ROI analysis showed focal increased [18F]FDG uptake in affected nerves and muscle (approx 2-4 times more) over background tissue in various regions of the body in 13 of 14 patients at the site of greatest pain symptoms and other areas of the body (SUVmax of Target 0.9-4.2 vs. Background 0.2-1.2).

Figure 1 is an example of a patient with complex regional pain syndrome (CRPS) with right dorsal ankle/foot pain. Increased FDG uptake was identified near the right plantaris muscle, the deep peroneal nerve, and the deep fibular nerve, correlating well with the locations of patient’s symptoms.
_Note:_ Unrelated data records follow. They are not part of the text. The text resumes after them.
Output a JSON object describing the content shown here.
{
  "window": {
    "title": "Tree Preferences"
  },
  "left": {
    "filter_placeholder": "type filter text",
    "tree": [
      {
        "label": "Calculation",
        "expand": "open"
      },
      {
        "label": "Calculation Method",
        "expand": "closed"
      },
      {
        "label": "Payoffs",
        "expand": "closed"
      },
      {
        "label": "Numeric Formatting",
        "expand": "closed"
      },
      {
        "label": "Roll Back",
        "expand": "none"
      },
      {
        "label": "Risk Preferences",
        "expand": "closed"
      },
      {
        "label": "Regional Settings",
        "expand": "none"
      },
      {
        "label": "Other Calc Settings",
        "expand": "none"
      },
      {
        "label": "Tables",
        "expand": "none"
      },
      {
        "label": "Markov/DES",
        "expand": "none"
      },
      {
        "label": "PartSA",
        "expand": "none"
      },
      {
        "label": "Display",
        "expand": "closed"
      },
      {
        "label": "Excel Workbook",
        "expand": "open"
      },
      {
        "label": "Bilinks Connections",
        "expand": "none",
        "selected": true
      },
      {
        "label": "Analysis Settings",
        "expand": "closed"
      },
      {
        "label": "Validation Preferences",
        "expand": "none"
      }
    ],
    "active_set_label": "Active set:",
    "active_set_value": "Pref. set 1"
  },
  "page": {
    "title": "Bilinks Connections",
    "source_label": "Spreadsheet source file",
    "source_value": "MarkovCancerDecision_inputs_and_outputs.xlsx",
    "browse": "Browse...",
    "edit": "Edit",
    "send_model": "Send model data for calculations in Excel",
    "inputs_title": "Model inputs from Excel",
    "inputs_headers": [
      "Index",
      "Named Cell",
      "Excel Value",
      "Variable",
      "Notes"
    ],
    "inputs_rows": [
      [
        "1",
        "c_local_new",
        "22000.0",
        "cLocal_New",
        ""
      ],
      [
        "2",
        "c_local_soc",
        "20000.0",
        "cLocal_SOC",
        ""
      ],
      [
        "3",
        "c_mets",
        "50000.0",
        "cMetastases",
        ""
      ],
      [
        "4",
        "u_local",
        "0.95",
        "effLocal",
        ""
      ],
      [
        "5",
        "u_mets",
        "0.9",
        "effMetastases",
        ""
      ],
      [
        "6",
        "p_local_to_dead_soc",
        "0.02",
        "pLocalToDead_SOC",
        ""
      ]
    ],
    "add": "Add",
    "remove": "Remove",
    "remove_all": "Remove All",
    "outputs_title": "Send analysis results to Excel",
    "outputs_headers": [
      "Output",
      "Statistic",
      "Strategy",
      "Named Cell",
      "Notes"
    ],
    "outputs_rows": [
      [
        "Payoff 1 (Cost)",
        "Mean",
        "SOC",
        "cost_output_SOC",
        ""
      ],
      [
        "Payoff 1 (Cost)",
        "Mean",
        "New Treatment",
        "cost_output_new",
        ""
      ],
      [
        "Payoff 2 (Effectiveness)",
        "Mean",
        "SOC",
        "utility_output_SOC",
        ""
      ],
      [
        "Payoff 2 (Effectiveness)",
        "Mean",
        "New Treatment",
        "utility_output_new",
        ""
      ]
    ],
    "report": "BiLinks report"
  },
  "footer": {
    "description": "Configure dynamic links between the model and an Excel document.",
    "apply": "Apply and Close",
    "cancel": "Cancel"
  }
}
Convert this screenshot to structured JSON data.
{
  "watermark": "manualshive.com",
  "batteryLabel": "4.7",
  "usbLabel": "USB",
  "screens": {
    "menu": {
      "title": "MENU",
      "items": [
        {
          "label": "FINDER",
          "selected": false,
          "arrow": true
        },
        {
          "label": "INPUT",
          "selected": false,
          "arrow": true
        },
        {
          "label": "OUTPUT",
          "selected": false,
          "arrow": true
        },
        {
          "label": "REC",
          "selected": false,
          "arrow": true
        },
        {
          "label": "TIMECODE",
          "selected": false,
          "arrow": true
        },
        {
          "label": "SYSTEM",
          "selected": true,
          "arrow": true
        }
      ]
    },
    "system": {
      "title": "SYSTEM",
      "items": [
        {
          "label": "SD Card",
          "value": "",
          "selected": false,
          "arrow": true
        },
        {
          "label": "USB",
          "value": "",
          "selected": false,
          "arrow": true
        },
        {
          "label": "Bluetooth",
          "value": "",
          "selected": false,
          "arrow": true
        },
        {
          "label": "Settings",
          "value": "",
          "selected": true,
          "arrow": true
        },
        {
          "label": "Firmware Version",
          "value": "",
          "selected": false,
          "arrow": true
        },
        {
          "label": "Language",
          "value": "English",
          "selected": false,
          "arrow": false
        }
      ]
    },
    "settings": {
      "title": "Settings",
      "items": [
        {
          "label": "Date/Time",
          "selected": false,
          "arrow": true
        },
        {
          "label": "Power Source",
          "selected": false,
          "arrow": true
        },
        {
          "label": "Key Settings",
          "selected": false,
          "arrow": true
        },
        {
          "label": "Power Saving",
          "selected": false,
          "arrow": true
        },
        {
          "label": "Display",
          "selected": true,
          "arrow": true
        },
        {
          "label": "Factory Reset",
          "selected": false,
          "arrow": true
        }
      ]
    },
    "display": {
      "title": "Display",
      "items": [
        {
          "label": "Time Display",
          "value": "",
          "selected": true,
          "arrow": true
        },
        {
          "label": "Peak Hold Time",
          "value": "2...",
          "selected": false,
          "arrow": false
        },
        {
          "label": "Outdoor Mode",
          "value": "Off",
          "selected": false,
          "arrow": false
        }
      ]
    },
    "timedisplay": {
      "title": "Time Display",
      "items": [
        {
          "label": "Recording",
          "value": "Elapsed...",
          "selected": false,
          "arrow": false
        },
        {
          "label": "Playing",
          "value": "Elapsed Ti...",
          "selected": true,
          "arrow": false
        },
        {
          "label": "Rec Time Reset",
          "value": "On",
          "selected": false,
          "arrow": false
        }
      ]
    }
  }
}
Figure 2 is an example of a presumed scar neuroma in the left calf. Increased [18F] FDG uptake was observed near the site of pain, but no abnormality was found in MRI. Figure 3 is an example of a patient with right-sided chronic sciatica, where MRI showed low signal intensity and PET showed increased FDG uptake on herniated disc material impinging nerve roots.

The radiologist blinded to the patient history/exam was able to correctly identify side/location of the symptoms in 6 of 14 (MRI data only) and 12 out of 14 patients (PET/MRI data) (Table 1). Imaging results were reviewed with the referring physician, who then determined whether a modification in the management plan was needed as follows: 2/14 no change, 4/14 mild modification (e.g., additional diagnostic test ordered) and 8/14 significant modification (e.g., new invasive procedure or new medical therapy suggested or ordered).

Our early experience suggests that [18F]FDG PET/MRI can identify hypermetabolic or inflammatory abnormalities in patients suffering from neuropathic pain. We have seen new plans implemented in 12 out of 14 patients, which were not anticipated by the referring physician. While initial results show some promise, the imaging data will have to be carefully scrutinized for non-specific uptake of [18F]FDG which can be observed in non-painful muscle recruitment, age-related arthritic changes and atherosclerotic vascular tissue. As we recruit more patients for the study, we will gain more insight into the strengths and limitations of this approach in helping people with chronic neuropathic pain.